Authored by aykevl on Aug 23 2020, 5:27 AM.

Details

Summary

These expansions were rather inefficient and were done with more code
than necessary. This change optimizes them to use expansions more
similar to GCC. The code size is the same (when optimizing for code
size) but somehow LLVM reorders blocks in a non-optimal way. Still, this
should be an improvement with a reduction in code size of around 0.12%
(when building compiler-rt).


I made this patch to get more familiar with these inline expansions, in the hope that I can also do the other expansions inline (such as 32-bit shifts).

Diff Detail

Event Timeline

aykevl created this revision.Aug 23 2020, 5:27 AM
aykevl requested review of this revision.Aug 23 2020, 5:27 AM

I have tested this locally with my compiler-rt test setup. All tests still pass with this patch applied while the binary size is slightly reduced (when optimizing for size).

llvm/test/CodeGen/AVR/rot.ll
16

Note: this doesn't decrease binary size because LLVM duplicates the loop check (dec and br). When optimizing for size, this would be reduced by one instruction, such as in shift_i8_i8_size of shift.ll.

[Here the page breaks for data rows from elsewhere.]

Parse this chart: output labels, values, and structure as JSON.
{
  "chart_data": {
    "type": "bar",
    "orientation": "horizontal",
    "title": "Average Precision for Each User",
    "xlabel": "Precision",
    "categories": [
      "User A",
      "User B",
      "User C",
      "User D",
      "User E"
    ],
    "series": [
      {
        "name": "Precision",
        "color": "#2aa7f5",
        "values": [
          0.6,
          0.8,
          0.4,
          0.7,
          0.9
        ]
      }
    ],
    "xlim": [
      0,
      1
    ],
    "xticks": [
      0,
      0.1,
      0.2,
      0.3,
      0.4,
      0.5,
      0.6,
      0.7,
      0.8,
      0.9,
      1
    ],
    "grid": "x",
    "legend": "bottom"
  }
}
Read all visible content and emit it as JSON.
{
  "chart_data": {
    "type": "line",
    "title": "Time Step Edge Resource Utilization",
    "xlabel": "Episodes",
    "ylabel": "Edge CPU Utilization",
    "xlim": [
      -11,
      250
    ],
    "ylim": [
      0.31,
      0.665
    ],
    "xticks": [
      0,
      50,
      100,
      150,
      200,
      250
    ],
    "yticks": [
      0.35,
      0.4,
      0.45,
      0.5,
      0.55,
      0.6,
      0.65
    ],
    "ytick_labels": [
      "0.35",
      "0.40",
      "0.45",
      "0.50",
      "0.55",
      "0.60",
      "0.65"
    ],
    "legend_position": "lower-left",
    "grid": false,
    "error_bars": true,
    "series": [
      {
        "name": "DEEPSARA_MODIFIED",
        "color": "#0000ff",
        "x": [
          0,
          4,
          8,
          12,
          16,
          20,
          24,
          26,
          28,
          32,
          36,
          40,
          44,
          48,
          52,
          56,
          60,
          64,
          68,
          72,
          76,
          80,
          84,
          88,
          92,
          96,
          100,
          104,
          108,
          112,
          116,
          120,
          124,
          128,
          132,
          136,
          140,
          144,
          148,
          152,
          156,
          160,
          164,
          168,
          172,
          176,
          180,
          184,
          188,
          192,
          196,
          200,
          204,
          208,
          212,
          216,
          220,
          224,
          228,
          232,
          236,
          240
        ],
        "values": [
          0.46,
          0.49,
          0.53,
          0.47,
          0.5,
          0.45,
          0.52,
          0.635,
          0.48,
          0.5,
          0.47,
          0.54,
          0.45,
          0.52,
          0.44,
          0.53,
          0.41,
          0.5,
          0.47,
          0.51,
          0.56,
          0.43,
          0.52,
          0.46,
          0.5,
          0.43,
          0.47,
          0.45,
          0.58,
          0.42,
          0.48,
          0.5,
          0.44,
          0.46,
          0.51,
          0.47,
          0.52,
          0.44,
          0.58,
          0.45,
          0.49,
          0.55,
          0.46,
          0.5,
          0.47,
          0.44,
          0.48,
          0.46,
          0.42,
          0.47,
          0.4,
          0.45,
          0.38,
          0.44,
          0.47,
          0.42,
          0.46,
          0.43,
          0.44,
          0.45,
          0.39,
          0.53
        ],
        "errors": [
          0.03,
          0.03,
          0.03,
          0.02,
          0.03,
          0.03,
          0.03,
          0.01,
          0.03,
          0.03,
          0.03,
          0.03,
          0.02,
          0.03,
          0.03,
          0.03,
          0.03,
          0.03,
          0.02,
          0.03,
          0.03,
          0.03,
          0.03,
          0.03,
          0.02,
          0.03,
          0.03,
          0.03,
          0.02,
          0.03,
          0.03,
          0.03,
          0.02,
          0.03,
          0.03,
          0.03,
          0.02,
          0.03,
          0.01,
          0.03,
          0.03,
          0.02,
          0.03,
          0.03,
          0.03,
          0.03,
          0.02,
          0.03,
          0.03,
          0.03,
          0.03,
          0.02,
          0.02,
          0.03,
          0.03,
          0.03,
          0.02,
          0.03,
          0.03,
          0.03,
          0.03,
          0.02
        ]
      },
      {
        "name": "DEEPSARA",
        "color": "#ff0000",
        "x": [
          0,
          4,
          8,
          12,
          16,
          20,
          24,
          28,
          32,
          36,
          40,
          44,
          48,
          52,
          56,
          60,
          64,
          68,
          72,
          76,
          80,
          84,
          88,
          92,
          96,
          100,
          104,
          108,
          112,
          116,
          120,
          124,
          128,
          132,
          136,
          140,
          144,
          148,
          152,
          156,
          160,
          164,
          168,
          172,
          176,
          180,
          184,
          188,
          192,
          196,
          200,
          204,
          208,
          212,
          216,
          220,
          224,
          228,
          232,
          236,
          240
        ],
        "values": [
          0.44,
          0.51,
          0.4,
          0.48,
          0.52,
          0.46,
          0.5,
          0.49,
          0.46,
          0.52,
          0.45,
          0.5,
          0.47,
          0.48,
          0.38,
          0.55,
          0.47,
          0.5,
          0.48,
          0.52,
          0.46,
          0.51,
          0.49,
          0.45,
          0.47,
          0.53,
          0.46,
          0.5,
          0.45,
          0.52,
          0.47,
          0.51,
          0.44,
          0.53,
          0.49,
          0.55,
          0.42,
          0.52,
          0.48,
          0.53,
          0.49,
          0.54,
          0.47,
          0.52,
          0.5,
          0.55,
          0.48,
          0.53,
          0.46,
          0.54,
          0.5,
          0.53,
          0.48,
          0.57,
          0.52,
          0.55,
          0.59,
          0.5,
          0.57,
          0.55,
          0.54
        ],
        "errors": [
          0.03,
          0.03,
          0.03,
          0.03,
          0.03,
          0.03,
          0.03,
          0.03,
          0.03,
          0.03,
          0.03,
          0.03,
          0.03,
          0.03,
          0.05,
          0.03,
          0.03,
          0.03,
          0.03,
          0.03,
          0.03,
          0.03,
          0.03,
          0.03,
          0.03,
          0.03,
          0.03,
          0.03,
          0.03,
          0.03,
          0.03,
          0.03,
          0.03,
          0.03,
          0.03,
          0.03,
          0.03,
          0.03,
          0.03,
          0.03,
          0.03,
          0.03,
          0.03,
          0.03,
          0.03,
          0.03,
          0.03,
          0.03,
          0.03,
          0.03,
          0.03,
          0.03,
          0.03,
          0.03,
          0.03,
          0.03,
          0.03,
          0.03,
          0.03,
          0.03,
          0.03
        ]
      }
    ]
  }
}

dylanmckay accepted this revision.Aug 26 2020, 8:59 AM

Great patch

I made this patch to get more familiar with these inline expansions, in the hope that I can also do the other expansions inline (such as 32-bit shifts).

That would be nice!

This revision is now accepted and ready to land.Aug 26 2020, 8:59 AM
This revision was landed with ongoing or failed builds.Oct 31 2020, 3:16 PM
This revision was automatically updated to reflect the committed changes.

Great patch

I made this patch to get more familiar with these inline expansions, in the hope that I can also do the other expansions inline (such as 32-bit shifts).

That would be nice!

I have tried several things and thought a lot about this, but I can't come up with a good way to handle this. The only thing I can think of is introduce new pseudo 32-bit and 64-bit shift instructions, but that just seems really ugly.
The problem is that I see no way of converting these bigger than 16 bit integers to 16-bit (or 8-bit) open coded instruction sequences before type legalization. Reading https://llvm.org/docs/CodeGenerator.html, it appears that these larger than 16 bit integers are all converted to builtin calls before any custom lowering can be done.

I suspect the real solution is to switch to GlobalISel, which apparently is much more flexible and should allow inserting a custom pass before type legalization.